J Clin Sleep Med. 2026 Feb 11;22(1):32. doi: 10.1007/s44470-025-00036-w.

ABSTRACT

STUDY OBJECTIVES: Obstructive sleep apnea (OSA) impairs sleep and respiration, and sub-optimal adherence to its gold-standard CPAP therapy compels development of alternative approaches. This study investigates the effects of steam-assisted respiratory muscle training (RMT) on polysomnographic (PSG) outcomes in patients with OSA.

METHODS: In a 12-week open-label prospective pilot study, 60 working participants with mild to moderate OSA underwent individualized inspiratory and expiratory resistance training with adjunctive steam inhalation. PSG was conducted pre- and post-intervention. Primary outcomes included changes in respiratory indices (AHI, ODI₃, CT₉₀) and sleep quality metrics (sleep efficiency, WASO). Statistical analyses included the Shapiro-Wilk normality test, Paired T, Welch, or Wilcoxon comparing visits, Wilson CIs reporting responders, Mann-Whitney and Fisher assessing associations, regression predicting change, with significance set at p < 0.05.
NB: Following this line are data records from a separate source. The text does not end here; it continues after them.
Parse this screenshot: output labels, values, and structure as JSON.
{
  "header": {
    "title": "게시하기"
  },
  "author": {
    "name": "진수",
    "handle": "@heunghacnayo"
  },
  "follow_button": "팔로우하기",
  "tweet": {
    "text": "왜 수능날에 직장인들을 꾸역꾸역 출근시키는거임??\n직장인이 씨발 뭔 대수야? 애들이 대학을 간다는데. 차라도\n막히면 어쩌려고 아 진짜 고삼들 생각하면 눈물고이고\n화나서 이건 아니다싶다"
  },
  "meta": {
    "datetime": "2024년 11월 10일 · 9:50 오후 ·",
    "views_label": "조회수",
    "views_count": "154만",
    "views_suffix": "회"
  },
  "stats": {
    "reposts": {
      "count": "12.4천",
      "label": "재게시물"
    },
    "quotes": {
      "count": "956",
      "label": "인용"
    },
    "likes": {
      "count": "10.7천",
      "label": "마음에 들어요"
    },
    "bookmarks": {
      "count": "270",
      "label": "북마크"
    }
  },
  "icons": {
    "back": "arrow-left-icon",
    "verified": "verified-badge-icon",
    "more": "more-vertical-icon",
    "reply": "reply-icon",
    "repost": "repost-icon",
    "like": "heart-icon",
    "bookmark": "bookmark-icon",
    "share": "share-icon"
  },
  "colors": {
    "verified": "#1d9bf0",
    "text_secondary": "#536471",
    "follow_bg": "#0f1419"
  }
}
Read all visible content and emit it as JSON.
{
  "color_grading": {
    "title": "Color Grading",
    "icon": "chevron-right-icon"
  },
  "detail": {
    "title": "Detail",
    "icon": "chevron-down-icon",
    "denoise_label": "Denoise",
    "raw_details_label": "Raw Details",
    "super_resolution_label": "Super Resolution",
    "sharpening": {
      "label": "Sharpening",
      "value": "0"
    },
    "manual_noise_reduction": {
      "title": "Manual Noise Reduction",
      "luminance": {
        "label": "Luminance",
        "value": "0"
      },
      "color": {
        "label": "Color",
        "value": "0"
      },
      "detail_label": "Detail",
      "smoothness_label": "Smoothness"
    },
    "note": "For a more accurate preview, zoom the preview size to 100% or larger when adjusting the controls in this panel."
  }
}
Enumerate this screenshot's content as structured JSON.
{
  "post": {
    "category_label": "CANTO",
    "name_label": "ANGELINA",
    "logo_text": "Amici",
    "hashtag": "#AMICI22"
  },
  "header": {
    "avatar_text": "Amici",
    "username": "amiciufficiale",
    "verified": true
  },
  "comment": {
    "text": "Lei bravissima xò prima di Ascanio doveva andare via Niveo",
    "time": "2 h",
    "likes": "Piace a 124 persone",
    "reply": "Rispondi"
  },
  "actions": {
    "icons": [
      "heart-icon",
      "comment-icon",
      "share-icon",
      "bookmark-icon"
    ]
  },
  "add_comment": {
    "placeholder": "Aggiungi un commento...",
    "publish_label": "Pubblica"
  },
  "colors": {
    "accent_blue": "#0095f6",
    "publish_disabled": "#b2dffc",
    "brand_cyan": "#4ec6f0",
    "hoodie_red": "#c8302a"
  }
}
RESULTS: Of 60 participants, 33 completed the study. Primary outcomes-respiratory indices and sleep continuity metrics-remained unchanged (all p > 0.05). Secondary analyses showed reduced REM latency, increased REM duration, and fewer periodic limb movements and arousal-related events (all p < 0.05). Regression analysis indicated that greater height and BMI were associated with fewer PLM, whereas larger waist circumference predicted more PLM.

DISCUSSION: Steam-assisted RMT did not significantly alter respiratory or sleep continuity indices but was associated with modest changes in REM architecture and limb movements. These findings should be interpreted cautiously, as exploratory observations in a non-controlled pilot setting. Larger randomized, sham-controlled trials with objective adherence monitoring are warranted to confirm these preliminary results.